- Directed by: Bruno Gaburro [it]
- Written by: Franco Bucceri Roberto Leoni
- Produced by: Edmondo Amati
- Starring: Renzo Montagnani Rossana Podestà John Ireland
- Cinematography: Fausto Zuccoli
- Edited by: Vincenzo Tomassi
- Music by: Guido & Maurizio De Angelis
- Release date: 1976;
- Country: Italy
- Language: Italian

= Sex Diary =

Sex Diary (Il letto in piazza) is a 1976 Italian comedy film written and directed by Bruno Gaburro. It is based on a novel written by Nantas Salvalaggio.

== Cast ==
- Renzo Montagnani as Luca Reali
- Rossana Podestà as Serena
- John Ireland as Mr.
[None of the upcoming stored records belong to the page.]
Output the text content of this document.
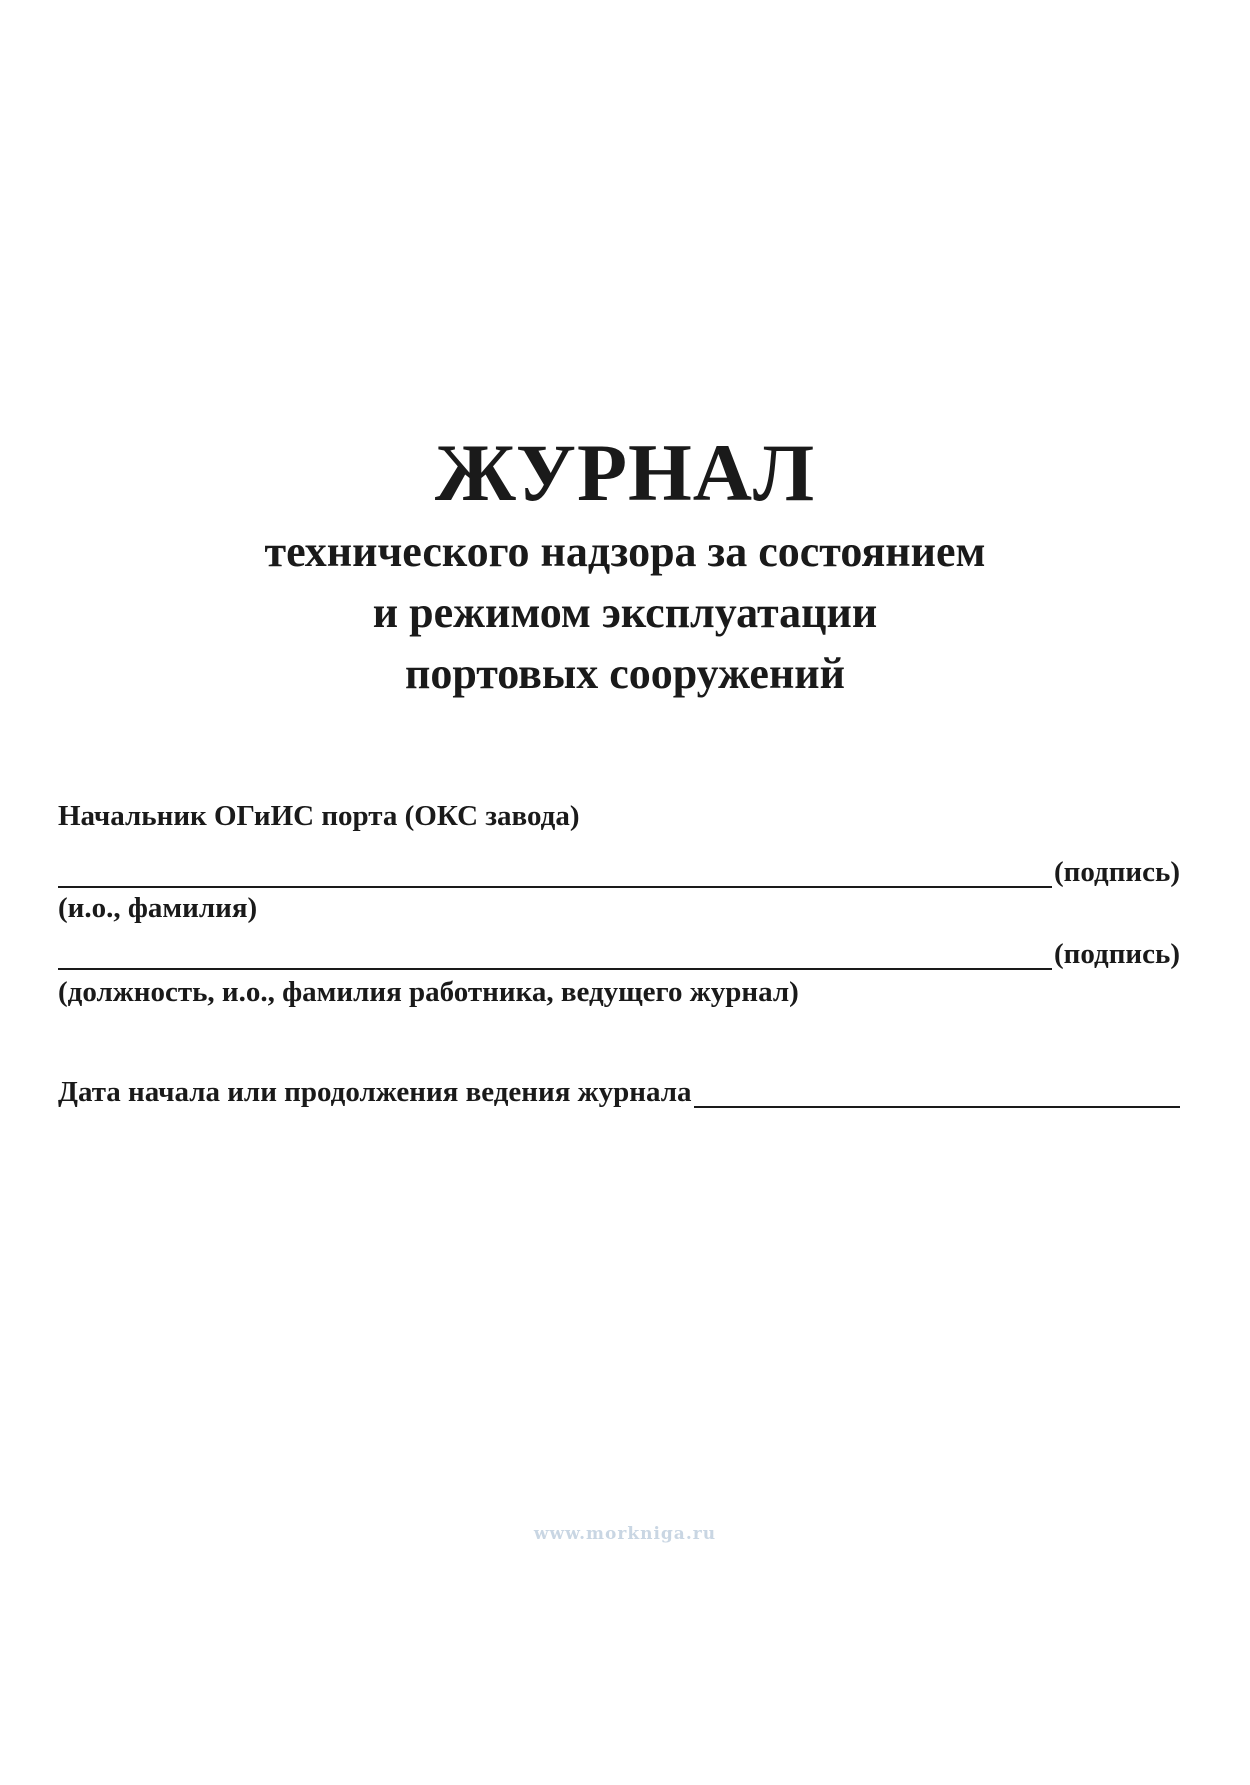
ЖУРНАЛ

технического надзора за состоянием

и режимом эксплуатации

портовых сооружений

Начальник ОГиИС порта (ОКС завода)
(подпись)
(и.о., фамилия)
(подпись)
(должность, и.о., фамилия работника, ведущего журнал)
Дата начала или продолжения ведения журнала
www.morkniga.ru
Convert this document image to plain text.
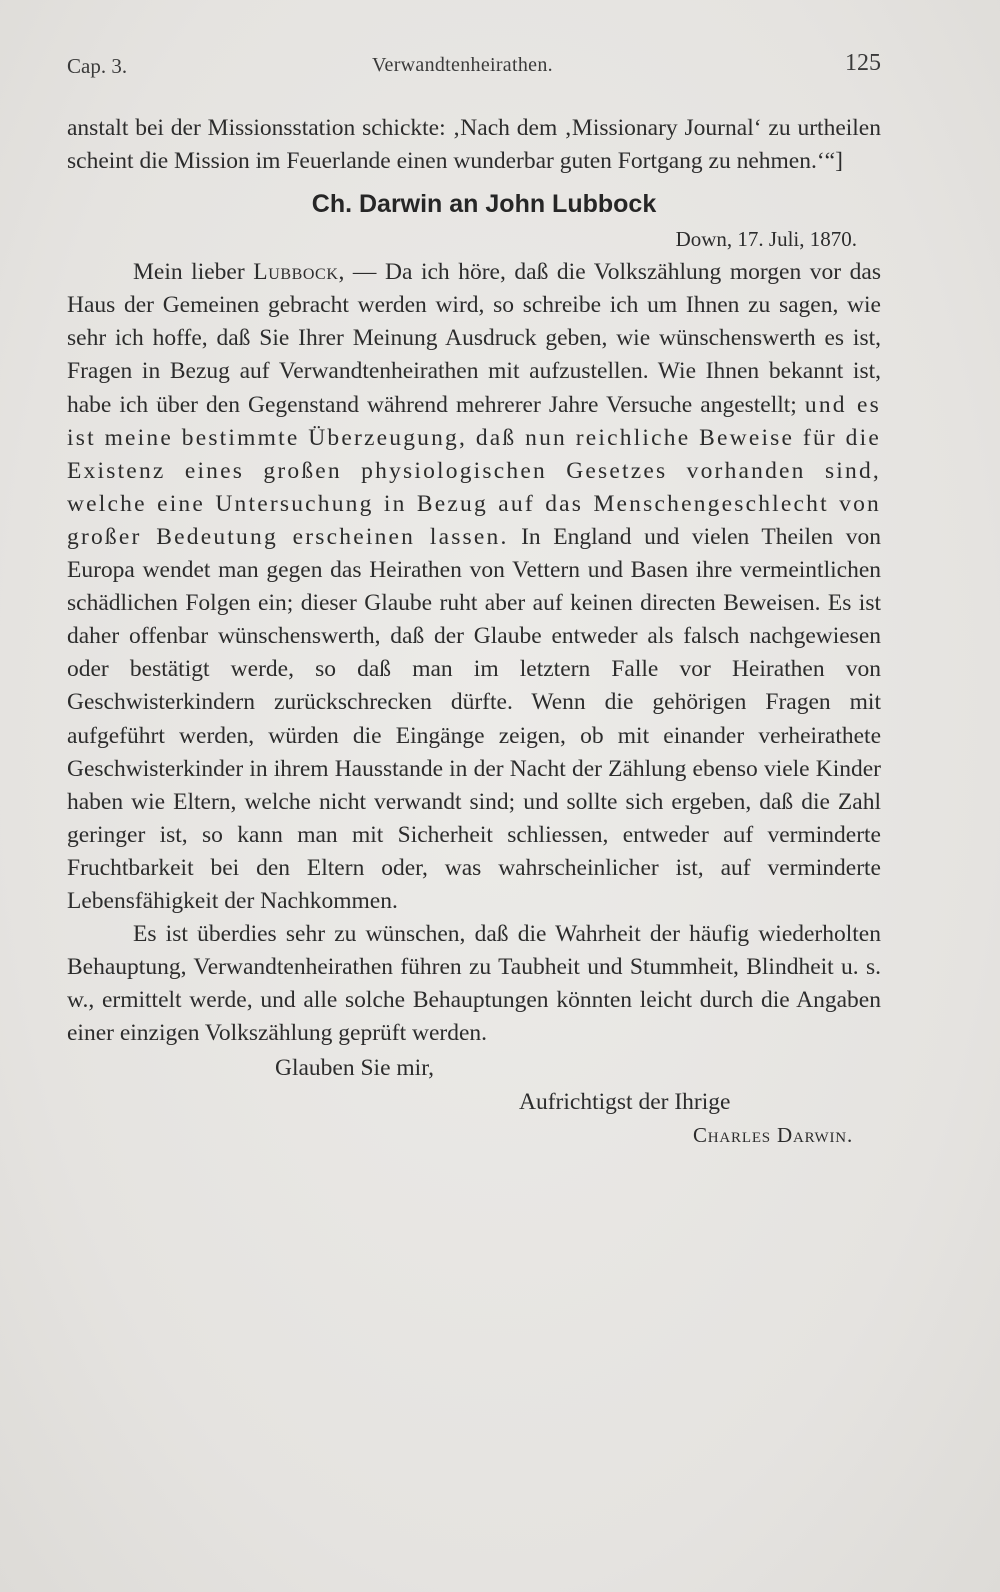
Cap. 3.	Verwandtenheirathen.	125

anstalt bei der Missionsstation schickte: ‚Nach dem ‚Missionary Journal‘ zu urtheilen scheint die Mission im Feuerlande einen wunderbar guten Fortgang zu nehmen.‘“]

Ch. Darwin an John Lubbock

Down, 17. Juli, 1870.

Mein lieber Lubbock, — Da ich höre, daß die Volkszählung morgen vor das Haus der Gemeinen gebracht werden wird, so schreibe ich um Ihnen zu sagen, wie sehr ich hoffe, daß Sie Ihrer Meinung Ausdruck geben, wie wünschenswerth es ist, Fragen in Bezug auf Verwandtenheirathen mit aufzustellen. Wie Ihnen bekannt ist, habe ich über den Gegenstand während mehrerer Jahre Versuche angestellt; und es ist meine bestimmte Überzeugung, daß nun reichliche Beweise für die Existenz eines großen physiologischen Gesetzes vorhanden sind, welche eine Untersuchung in Bezug auf das Menschengeschlecht von großer Bedeutung erscheinen lassen. In England und vielen Theilen von Europa wendet man gegen das Heirathen von Vettern und Basen ihre vermeintlichen schädlichen Folgen ein; dieser Glaube ruht aber auf keinen directen Beweisen. Es ist daher offenbar wünschenswerth, daß der Glaube entweder als falsch nachgewiesen oder bestätigt werde, so daß man im letztern Falle vor Heirathen von Geschwisterkindern zurückschrecken dürfte. Wenn die gehörigen Fragen mit aufgeführt werden, würden die Eingänge zeigen, ob mit einander verheirathete Geschwisterkinder in ihrem Hausstande in der Nacht der Zählung ebenso viele Kinder haben wie Eltern, welche nicht verwandt sind; und sollte sich ergeben, daß die Zahl geringer ist, so kann man mit Sicherheit schliessen, entweder auf verminderte Fruchtbarkeit bei den Eltern oder, was wahrscheinlicher ist, auf verminderte Lebensfähigkeit der Nachkommen.

Es ist überdies sehr zu wünschen, daß die Wahrheit der häufig wiederholten Behauptung, Verwandtenheirathen führen zu Taubheit und Stummheit, Blindheit u. s. w., ermittelt werde, und alle solche Behauptungen könnten leicht durch die Angaben einer einzigen Volkszählung geprüft werden.

Glauben Sie mir,

Aufrichtigst der Ihrige

Charles Darwin.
Milton
- Sherry Buchanan as Jennifer Milton
- Giuseppe Anatrelli as Lattanzi
- Franco Bracardi as Adolfo
- Francesco D'Adda as Carluccio
- Daniele Formica as 'Tondino' Novati
- Patrizia De Clara as Luca's sister
- Ugo Fangareggi as 'Gandhi', Luca's brother-in-law
- Giuseppe Maffioli as Beppo
- Loretta Persichetti as Marisa
- Salvatore Puntillo as Policeman
- Giacomo Rizzo as Luca's friend
- Gabriele Tinti as Luca's friend
- Venantino Venantini as Bogart
- Patrizia Webley as Nicole, Lattanzi's wife

==Production ==
The film is an adaptation from Nantas Salvalaggio's 1968 novel Il letto in piazza, itself loosely based on real events that occurred in Cerano, Piedmont. The novel had previously been considered for a film project by Vittorio Gassman.

The film was produced by R.R.International. It was shot between Salò and Palatino Studios in Rome.